Back to the Red Sox, R. J. Andeson of Fangraphs takes a look at the Sox acquisition of relief pitcher Dan Wheeler. Overall, he likes the move as Wheeler is at this point the fourth reliever in Boston’s pen. He wonders, though, how Wheeler’s fly ball tendencies will play in Fenway Park.
It sounds as if Yankees GM Brian Cashman is ready to go to Spring Training with the team he’s got, at least that’s what this ESPNBoston piece says. I’m skeptical this is anything but a smokescreen, but Steven Goldman of The Pinstriped Bible takes Cashman at his word and wishes the Yankees wouldn’t be so afraid of their own pitching prospects. Speaking of the Pinstriped Bible, they were hitting on all cylinders today, as Cliff Corcoran posted an in-depth piece on the Yankee bullpen. The fun part comes at the end when he compares New York’s pen to Boston’s (last paragraph).
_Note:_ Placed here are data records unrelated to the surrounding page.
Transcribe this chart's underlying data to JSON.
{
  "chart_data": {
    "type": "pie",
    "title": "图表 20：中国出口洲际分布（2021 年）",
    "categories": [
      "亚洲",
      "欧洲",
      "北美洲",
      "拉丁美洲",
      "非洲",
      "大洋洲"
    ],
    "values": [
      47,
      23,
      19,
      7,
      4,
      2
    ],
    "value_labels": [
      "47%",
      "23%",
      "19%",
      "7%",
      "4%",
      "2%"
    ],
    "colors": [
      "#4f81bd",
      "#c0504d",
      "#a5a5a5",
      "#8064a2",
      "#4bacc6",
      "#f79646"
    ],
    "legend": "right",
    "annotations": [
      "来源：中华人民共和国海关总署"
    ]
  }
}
Finally, there is an interesting post over at Sons of Sam Horn by OttoC who, after doing some extensive math, predicts the Red Sox current pitching staff to allow 668 runs next season. That’s 76 runs fewer than they allowed last year. Using the Replacement Level Yankees Weblog’s Pythagorean Record Calculator, if the Sox score the same number of runs as they did last year (818) a number that seems reasonably attainable, the Sox would project to win 96 games. If they’re able to up it to 900 runs scored, that makes them a 103-59 team. Many things (good and bad) can happen between now and 103 wins, but it sure does look good on paper, doesn’t it?